If I were doing this, I'd have the tables for that in a SQL database, but probably use something else to pre-process the word list into the sorted form. Likewise, I'd probably leave sorting the letters of the user's input to whatever I was using to create the front-end, so SQL would be left to do what it's good at: relational database management.
If you use the solution you provide, you'll need to add an order column to the WordLetters table. Without that, there's no guarantee that you'll retrieve the rows that you retrieve are in the same order you inserted them.
However, I think I have a better solution. Based on your question, it appears that you want to find all words with the same component letters, independent of order or number of occurrences. This means that you have a limited number of possibilities. If you translate each letter of the alphabet into a different power of two, you can create a unique value for each combination of letters (aka a bitmask). You can then simply add together the values for each letter found in a word. This will make matching the words trivial, as all words with the same letters will map to the same value. Here's an example:
WITH letters
AS (SELECT Cast('a' AS VARCHAR) AS Letter,
1 AS LetterValue,
1 AS LetterNumber
UNION ALL
SELECT Cast(Char(97 + LetterNumber) AS VARCHAR),
Power(2, LetterNumber),
LetterNumber + 1
FROM letters
WHERE LetterNumber < 26),
words
AS (SELECT 1 AS wordid, 'act' AS word
UNION ALL SELECT 2, 'cat'
UNION ALL SELECT 3, 'tom'
UNION ALL SELECT 4, 'moot'
UNION ALL SELECT 5, 'mote')
SELECT wordid,
word,
Sum(distinct LetterValue) as WordValue
FROM letters
JOIN words
ON word LIKE '%' + letter + '%'
GROUP BY wordid, word
As you'll see if you run this query, "act" and "cat" have the same WordValue, as do "tom" and "moot", despite the difference in number of characters.
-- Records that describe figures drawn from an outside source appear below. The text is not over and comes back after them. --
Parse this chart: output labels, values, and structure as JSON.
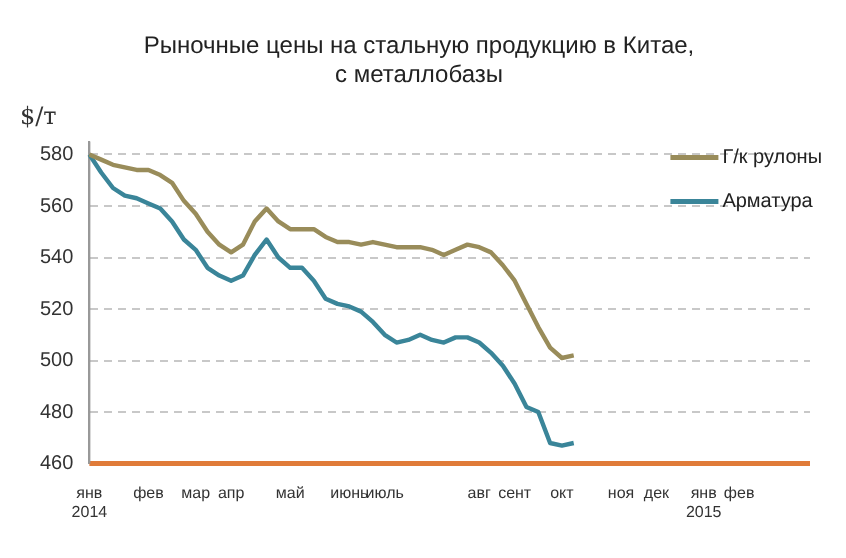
{
  "chart_data": {
    "type": "line",
    "title": "Рыночные цены на стальную продукцию в Китае,\nс металлобазы",
    "ylabel": "$/т",
    "categories": [
      "янв\n2014",
      null,
      null,
      null,
      null,
      "фев",
      null,
      null,
      null,
      "мар",
      null,
      null,
      "апр",
      null,
      null,
      null,
      null,
      "май",
      null,
      null,
      null,
      null,
      "июнь",
      null,
      null,
      "июль",
      null,
      null,
      null,
      null,
      null,
      null,
      null,
      "авг",
      null,
      null,
      "сент",
      null,
      null,
      null,
      "окт",
      null,
      null,
      null,
      null,
      "ноя",
      null,
      null,
      "дек",
      null,
      null,
      null,
      "янв\n2015",
      null,
      null,
      "фев",
      null,
      null,
      null,
      null,
      null,
      null
    ],
    "series": [
      {
        "name": "Г/к рулоны",
        "color": "#998c5a",
        "values": [
          580,
          578,
          576,
          575,
          574,
          574,
          572,
          569,
          562,
          557,
          550,
          545,
          542,
          545,
          554,
          559,
          554,
          551,
          551,
          551,
          548,
          546,
          546,
          545,
          546,
          545,
          544,
          544,
          544,
          543,
          541,
          543,
          545,
          544,
          542,
          537,
          531,
          522,
          513,
          505,
          501,
          502,
          null,
          null,
          null,
          null,
          null,
          null,
          null,
          null,
          null,
          null,
          null,
          null,
          null,
          null,
          null,
          null,
          null,
          null,
          null,
          null
        ]
      },
      {
        "name": "Арматура",
        "color": "#3a8599",
        "values": [
          580,
          573,
          567,
          564,
          563,
          561,
          559,
          554,
          547,
          543,
          536,
          533,
          531,
          533,
          541,
          547,
          540,
          536,
          536,
          531,
          524,
          522,
          521,
          519,
          515,
          510,
          507,
          508,
          510,
          508,
          507,
          509,
          509,
          507,
          503,
          498,
          491,
          482,
          480,
          468,
          467,
          468,
          null,
          null,
          null,
          null,
          null,
          null,
          null,
          null,
          null,
          null,
          null,
          null,
          null,
          null,
          null,
          null,
          null,
          null,
          null,
          null
        ]
      }
    ],
    "ylim": [
      460,
      585
    ],
    "yticks": [
      460,
      480,
      500,
      520,
      540,
      560,
      580
    ],
    "grid": "y",
    "legend": "top right",
    "marker": "none",
    "line_style": "solid"
  }
}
What makes this better than your solution? You don't have to build a lot of non-words to weed them out. This will constitute a massive savings of both storage and processing needed to perform the task.
There is a solution to this in SQL. It involves using a trick to count the number of times that each letter appears in a word. The following expression counts the number of times that 'a' appears:
select len(word) - len(replace(word, 'a', ''))
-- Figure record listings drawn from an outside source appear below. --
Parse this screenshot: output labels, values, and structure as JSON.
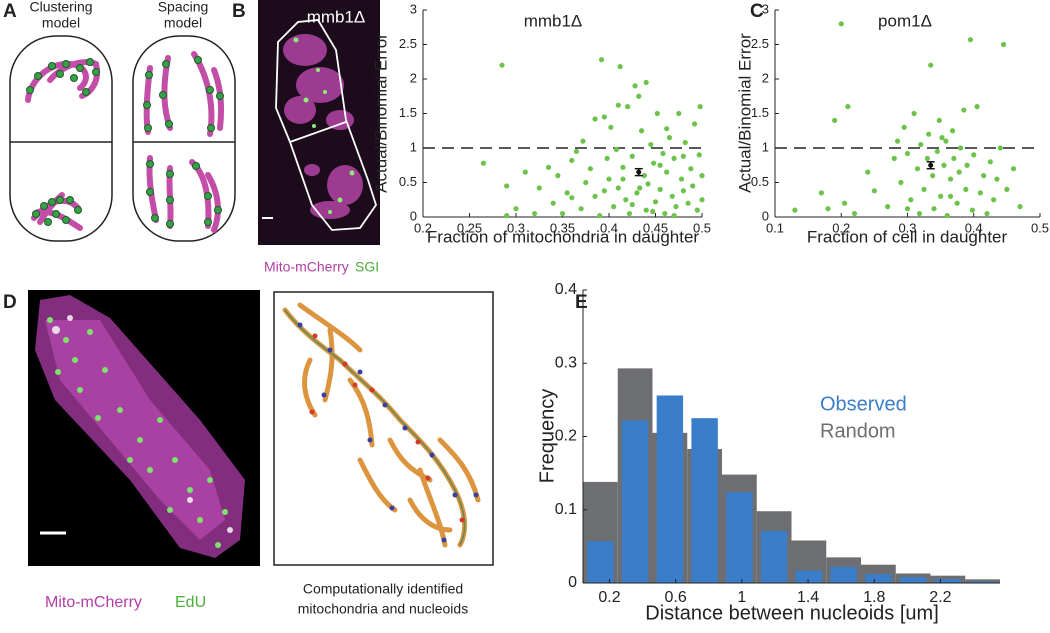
{
  "panel_labels": [
    "A",
    "B",
    "C",
    "D",
    "E"
  ],
  "panel_a": {
    "clustering": [
      "Clustering",
      "model"
    ],
    "spacing": [
      "Spacing",
      "model"
    ]
  },
  "panel_b_image": {
    "strain": "mmb1Δ",
    "stain": [
      "Mito-mCherry",
      "SGI"
    ]
  },
  "panel_d": {
    "stain": [
      "Mito-mCherry",
      "EdU"
    ],
    "caption": [
      "Computationally identified",
      "mitochondria and nucleoids"
    ]
  },
  "chart_data": [
    {
      "type": "scatter",
      "title": "mmb1Δ",
      "xlabel": "Fraction of mitochondria in daughter",
      "ylabel": "Actual/Binomial Error",
      "color": "#6cc24a",
      "x": [
        0.265,
        0.285,
        0.29,
        0.3,
        0.29,
        0.31,
        0.32,
        0.325,
        0.335,
        0.34,
        0.345,
        0.35,
        0.355,
        0.36,
        0.365,
        0.37,
        0.372,
        0.375,
        0.38,
        0.385,
        0.39,
        0.392,
        0.395,
        0.398,
        0.4,
        0.402,
        0.405,
        0.408,
        0.41,
        0.412,
        0.415,
        0.418,
        0.42,
        0.422,
        0.425,
        0.428,
        0.43,
        0.432,
        0.435,
        0.438,
        0.44,
        0.442,
        0.445,
        0.448,
        0.45,
        0.452,
        0.455,
        0.458,
        0.46,
        0.462,
        0.465,
        0.468,
        0.47,
        0.472,
        0.475,
        0.478,
        0.48,
        0.482,
        0.485,
        0.488,
        0.49,
        0.492,
        0.495,
        0.497,
        0.5,
        0.5,
        0.498,
        0.44,
        0.41,
        0.36,
        0.385,
        0.47,
        0.455,
        0.425,
        0.415,
        0.395,
        0.462,
        0.48,
        0.433,
        0.447
      ],
      "values": [
        0.78,
        2.2,
        0.45,
        0.12,
        0.02,
        0.65,
        0.05,
        0.42,
        0.72,
        0.2,
        0.6,
        0.05,
        0.35,
        0.28,
        0.95,
        0.12,
        1.1,
        0.5,
        0.7,
        0.3,
        0.02,
        2.28,
        1.45,
        0.85,
        0.55,
        1.3,
        0.15,
        0.98,
        0.42,
        2.18,
        0.72,
        0.25,
        1.6,
        0.05,
        0.88,
        1.9,
        0.35,
        1.75,
        1.25,
        0.6,
        0.1,
        0.48,
        1.05,
        0.78,
        0.22,
        1.5,
        0.4,
        0.92,
        0.05,
        0.65,
        1.15,
        0.3,
        0.85,
        0.15,
        1.5,
        0.55,
        0.38,
        1.08,
        0.2,
        0.7,
        0.45,
        1.35,
        0.1,
        0.9,
        0.6,
        0.25,
        1.6,
        1.95,
        1.62,
        0.82,
        1.42,
        0.02,
        0.75,
        0.18,
        0.55,
        0.38,
        1.28,
        0.88,
        0.42,
        0.08
      ],
      "mean": {
        "x": 0.432,
        "y": 0.65,
        "error": 0.05
      },
      "reference_line": 1,
      "xlim": [
        0.2,
        0.5
      ],
      "ylim": [
        0,
        3
      ],
      "xticks": [
        0.2,
        0.25,
        0.3,
        0.35,
        0.4,
        0.45,
        0.5
      ],
      "yticks": [
        0,
        0.5,
        1,
        1.5,
        2,
        2.5,
        3
      ]
    },
    {
      "type": "scatter",
      "title": "pom1Δ",
      "xlabel": "Fraction of cell in daughter",
      "ylabel": "Actual/Binomial Error",
      "color": "#6cc24a",
      "x": [
        0.13,
        0.17,
        0.18,
        0.19,
        0.2,
        0.205,
        0.21,
        0.22,
        0.24,
        0.25,
        0.27,
        0.28,
        0.285,
        0.29,
        0.295,
        0.3,
        0.305,
        0.31,
        0.315,
        0.318,
        0.32,
        0.325,
        0.33,
        0.332,
        0.335,
        0.338,
        0.34,
        0.345,
        0.348,
        0.35,
        0.355,
        0.358,
        0.36,
        0.365,
        0.368,
        0.37,
        0.375,
        0.378,
        0.38,
        0.385,
        0.388,
        0.39,
        0.395,
        0.398,
        0.4,
        0.405,
        0.41,
        0.415,
        0.42,
        0.425,
        0.43,
        0.435,
        0.44,
        0.445,
        0.45,
        0.46,
        0.47,
        0.3,
        0.365,
        0.352
      ],
      "values": [
        0.1,
        0.35,
        0.12,
        1.4,
        2.8,
        0.2,
        1.6,
        0.05,
        0.65,
        0.38,
        0.15,
        0.85,
        1.1,
        0.5,
        1.3,
        0.92,
        0.25,
        1.5,
        0.7,
        0.05,
        1.05,
        0.4,
        0.85,
        1.2,
        2.2,
        0.6,
        0.12,
        0.95,
        1.4,
        0.3,
        0.75,
        1.1,
        0.02,
        0.55,
        1.25,
        0.85,
        0.2,
        0.65,
        1.0,
        1.55,
        0.4,
        0.75,
        2.57,
        0.1,
        0.9,
        1.6,
        0.35,
        0.6,
        0.05,
        0.8,
        0.25,
        0.55,
        1.0,
        2.5,
        0.4,
        0.7,
        0.15,
        0.12,
        0.3,
        1.15
      ],
      "mean": {
        "x": 0.335,
        "y": 0.75,
        "error": 0.05
      },
      "reference_line": 1,
      "xlim": [
        0.1,
        0.5
      ],
      "ylim": [
        0,
        3
      ],
      "xticks": [
        0.1,
        0.2,
        0.3,
        0.4,
        0.5
      ],
      "yticks": [
        0,
        0.5,
        1,
        1.5,
        2,
        2.5,
        3
      ]
    },
    {
      "type": "histogram",
      "xlabel": "Distance between nucleoids [um]",
      "ylabel": "Frequency",
      "bins": [
        0.04,
        0.25,
        0.46,
        0.67,
        0.88,
        1.09,
        1.3,
        1.51,
        1.72,
        1.93,
        2.14,
        2.35,
        2.56
      ],
      "series": [
        {
          "name": "Random",
          "color": "#6d6e71",
          "values": [
            0.138,
            0.293,
            0.205,
            0.183,
            0.148,
            0.098,
            0.058,
            0.035,
            0.025,
            0.013,
            0.01,
            0.005
          ]
        },
        {
          "name": "Observed",
          "color": "#3a7dc9",
          "values": [
            0.057,
            0.222,
            0.256,
            0.225,
            0.124,
            0.071,
            0.017,
            0.022,
            0.012,
            0.008,
            0.005,
            0.002
          ]
        }
      ],
      "xlim": [
        0.04,
        2.56
      ],
      "ylim": [
        0,
        0.4
      ],
      "xticks": [
        0.2,
        0.6,
        1,
        1.4,
        1.8,
        2.2
      ],
      "yticks": [
        0,
        0.1,
        0.2,
        0.3,
        0.4
      ]
    }
  ]
}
The idea is to count the total of all the letters in the word and see if that matches the overall length:
select w.word, (LEN(w.word) - SUM(LettersInWord))
from
(
select w.word, (LEN(w.word) - LEN(replace(w.word, wl.letter))) as LettersInWord
from word w
cross join wordletters wl
) wls
having (LEN(w.word) = SUM(LettersInWord))
This particular solution allows multiple occurrences of a letter. I'm not sure if this was desired in the original question or not. If we want up to a certain number of occurrences, then we might do the following:
select w.word, (LEN(w.word) - SUM(LettersInWord))
from
(
select w.word,
(case when (LEN(w.word) - LEN(replace(w.word, wl.letter))) <= maxcount
then (LEN(w.word) - LEN(replace(w.word, wl.letter)))
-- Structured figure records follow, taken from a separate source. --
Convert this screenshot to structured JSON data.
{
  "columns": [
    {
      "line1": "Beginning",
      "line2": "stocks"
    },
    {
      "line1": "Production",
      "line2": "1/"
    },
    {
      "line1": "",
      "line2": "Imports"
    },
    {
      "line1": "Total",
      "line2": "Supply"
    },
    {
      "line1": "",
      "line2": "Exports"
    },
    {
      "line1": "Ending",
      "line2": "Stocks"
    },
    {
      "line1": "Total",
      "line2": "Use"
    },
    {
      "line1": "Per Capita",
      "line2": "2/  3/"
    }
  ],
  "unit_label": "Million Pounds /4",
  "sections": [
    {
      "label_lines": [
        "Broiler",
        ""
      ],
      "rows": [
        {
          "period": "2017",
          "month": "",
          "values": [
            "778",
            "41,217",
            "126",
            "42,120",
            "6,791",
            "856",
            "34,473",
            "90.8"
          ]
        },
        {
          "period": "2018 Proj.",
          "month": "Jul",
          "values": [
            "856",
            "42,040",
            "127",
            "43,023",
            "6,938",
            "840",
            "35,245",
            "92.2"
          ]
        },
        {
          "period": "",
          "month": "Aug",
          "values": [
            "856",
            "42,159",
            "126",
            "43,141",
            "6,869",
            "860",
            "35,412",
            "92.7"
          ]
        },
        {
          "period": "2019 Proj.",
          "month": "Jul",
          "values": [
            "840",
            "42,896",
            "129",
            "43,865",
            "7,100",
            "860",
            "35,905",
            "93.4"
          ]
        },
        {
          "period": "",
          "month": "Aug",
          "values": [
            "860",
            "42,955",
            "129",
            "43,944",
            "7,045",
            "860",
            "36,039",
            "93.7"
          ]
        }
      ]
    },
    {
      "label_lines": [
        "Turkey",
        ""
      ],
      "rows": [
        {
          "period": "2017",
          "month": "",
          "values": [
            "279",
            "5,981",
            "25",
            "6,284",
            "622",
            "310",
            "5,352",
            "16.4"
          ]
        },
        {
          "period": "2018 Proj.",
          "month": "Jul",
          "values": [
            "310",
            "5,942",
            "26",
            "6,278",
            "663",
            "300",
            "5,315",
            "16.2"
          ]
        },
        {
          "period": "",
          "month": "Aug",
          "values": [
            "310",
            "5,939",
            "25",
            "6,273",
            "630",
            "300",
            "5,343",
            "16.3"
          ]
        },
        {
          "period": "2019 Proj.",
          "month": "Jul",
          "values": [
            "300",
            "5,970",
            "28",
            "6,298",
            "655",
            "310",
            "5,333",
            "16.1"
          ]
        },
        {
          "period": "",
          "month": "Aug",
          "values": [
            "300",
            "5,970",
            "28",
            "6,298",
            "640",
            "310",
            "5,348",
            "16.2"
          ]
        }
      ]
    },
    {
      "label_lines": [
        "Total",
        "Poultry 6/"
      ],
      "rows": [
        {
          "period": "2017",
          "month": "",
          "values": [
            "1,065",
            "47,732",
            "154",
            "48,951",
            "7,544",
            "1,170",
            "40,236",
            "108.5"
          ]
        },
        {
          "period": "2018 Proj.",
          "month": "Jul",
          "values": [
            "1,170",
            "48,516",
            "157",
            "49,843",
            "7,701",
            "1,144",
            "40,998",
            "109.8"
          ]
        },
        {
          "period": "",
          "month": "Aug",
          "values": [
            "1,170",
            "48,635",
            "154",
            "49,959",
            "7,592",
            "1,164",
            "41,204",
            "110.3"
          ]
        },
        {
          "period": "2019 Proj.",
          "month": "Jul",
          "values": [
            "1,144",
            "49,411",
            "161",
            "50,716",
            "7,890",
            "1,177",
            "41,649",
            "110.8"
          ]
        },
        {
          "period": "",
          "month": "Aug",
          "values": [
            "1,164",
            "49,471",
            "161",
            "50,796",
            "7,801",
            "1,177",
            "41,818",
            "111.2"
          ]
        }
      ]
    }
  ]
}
else maxcount end) as LettersInWord
from word w
cross join
(
select letter, count(*) as maxcount
from wordletters wl
group by letter
) wl
) wls
having (LEN(w.word) = SUM(LettersInWord))
If you want an exact match to the letters, then the case statement should use " = maxcount" instead of " <= maxcount".
In my experience, I have actually seen decent performance with small cross joins. This might actually work server-side. There are two big advantages to doing this work on the server. First, it takes advantage of the parallelism on the box. Second, a much smaller set of data needs to be transfered across the network.